Elizabeth Martin filed a “Claim for Widow’s Pension, with Minor Children” which
had a date bearing April 9, 1867 in which
she stated she was the widow of Gideon Martin, a private of Company A in the
100th Regiment of the New York Infantry CA94. This claim stated that she then resided on the corner of Perry
and Indiana Street in Buffalo, Erie County, New York CA94. Indiana Street no longer exists, but it was located west of
Illinois Street.

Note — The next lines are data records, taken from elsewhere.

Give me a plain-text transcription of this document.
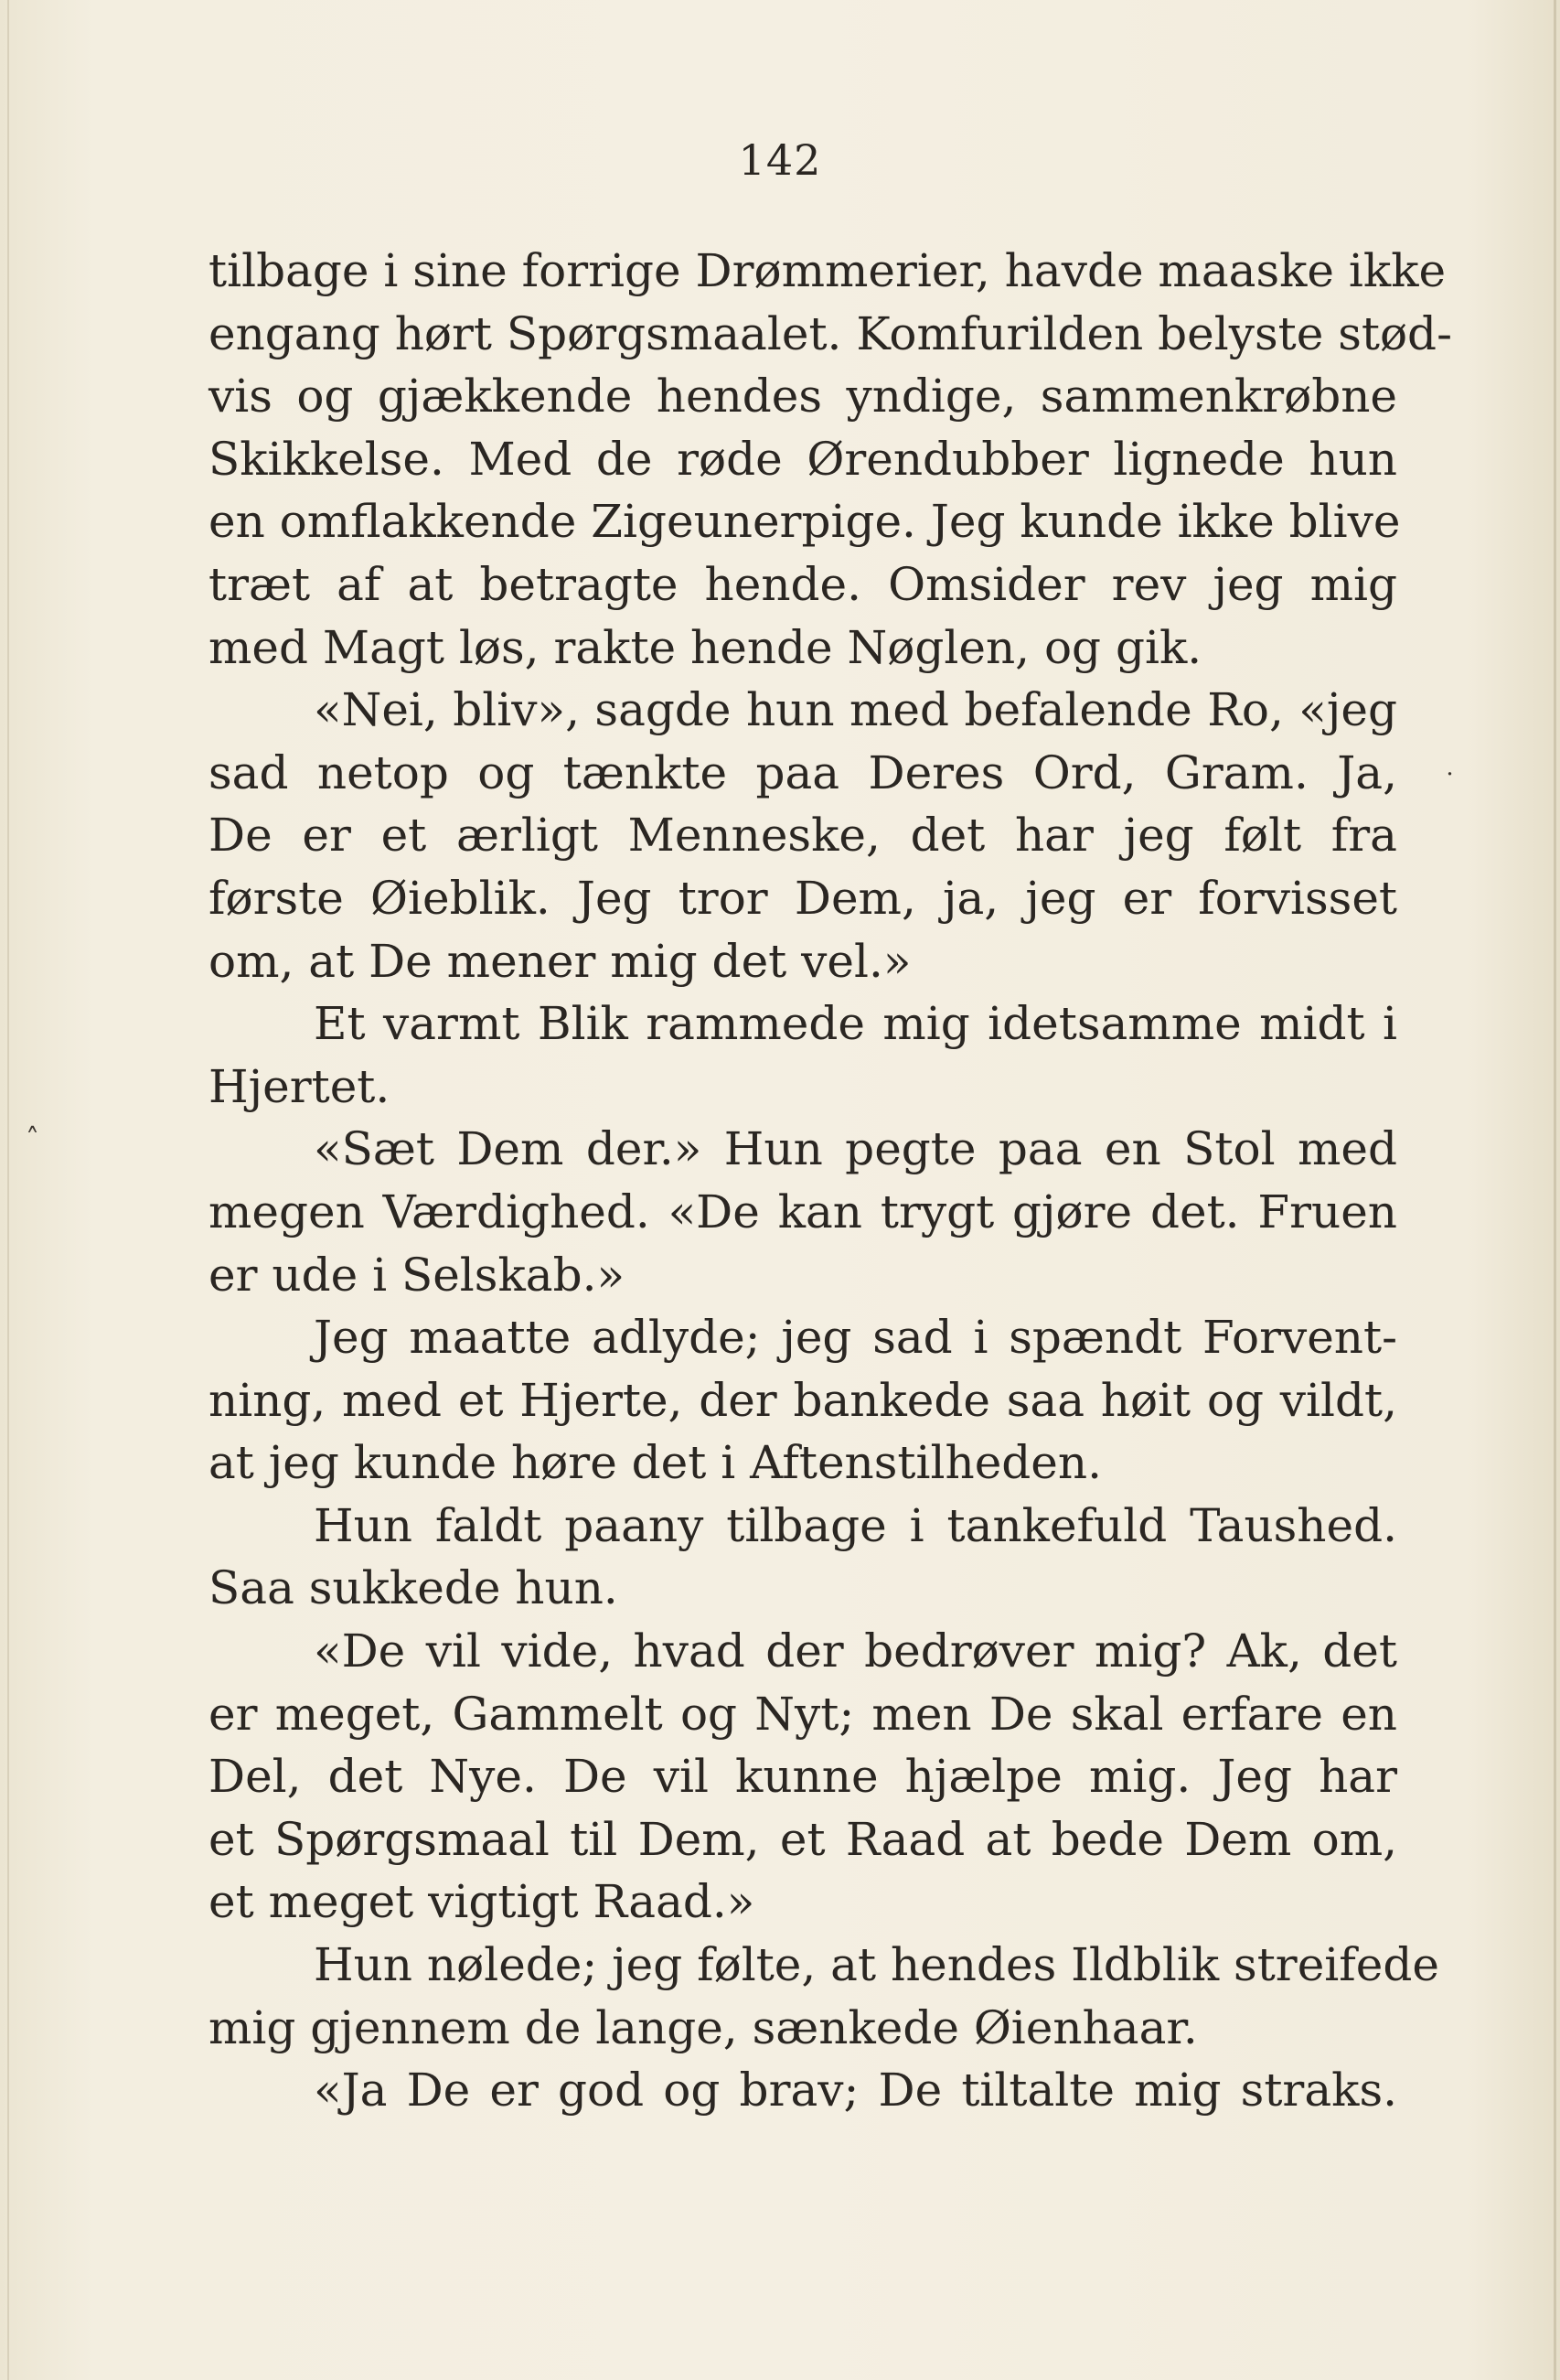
142
tilbage i sine forrige Drømmerier, havde maaske ikke
engang hørt Spørgsmaalet. Komfurilden belyste stød-
vis og gjækkende hendes yndige, sammenkrøbne
Skikkelse. Med de røde Ørendubber lignede hun
en omflakkende Zigeunerpige. Jeg kunde ikke blive
træt af at betragte hende. Omsider rev jeg mig
med Magt løs, rakte hende Nøglen, og gik.
«Nei, bliv», sagde hun med befalende Ro, «jeg
sad netop og tænkte paa Deres Ord, Gram. Ja,
De er et ærligt Menneske, det har jeg følt fra
første Øieblik. Jeg tror Dem, ja, jeg er forvisset
om, at De mener mig det vel.»
Et varmt Blik rammede mig idetsamme midt i
Hjertet.
«Sæt Dem der.» Hun pegte paa en Stol med
megen Værdighed. «De kan trygt gjøre det. Fruen
er ude i Selskab.»
Jeg maatte adlyde; jeg sad i spændt Forvent-
ning, med et Hjerte, der bankede saa høit og vildt,
at jeg kunde høre det i Aftenstilheden.
Hun faldt paany tilbage i tankefuld Taushed.
Saa sukkede hun.
«De vil vide, hvad der bedrøver mig? Ak, det
er meget, Gammelt og Nyt; men De skal erfare en
Del, det Nye. De vil kunne hjælpe mig. Jeg har
et Spørgsmaal til Dem, et Raad at bede Dem om,
et meget vigtigt Raad.»
Hun nølede; jeg følte, at hendes Ildblik streifede
mig gjennem de lange, sænkede Øienhaar.
«Ja De er god og brav; De tiltalte mig straks.
˄
˙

This claim restated the names and ages of her three sons which
had been included in the declaration for a Widow’s Army Pension, but also
stated that Harriett had been adopted CA94. In
1880, Eliza was the head of the household; she was enumerated on College Street
in Buffalo in the 163rd
Enumeration District (10th
Ward) with her sons, William H. Martin, who worked in a lumber yard, and Gideon
J. Martin, whose occupation may have been “Carriage trimmer” UN13. Eliza stated that her father was born in Ireland, while her
mother was born in Scotland, but the birth location of her deceased husband
(the father of her sons) was said to have been Maine UN13.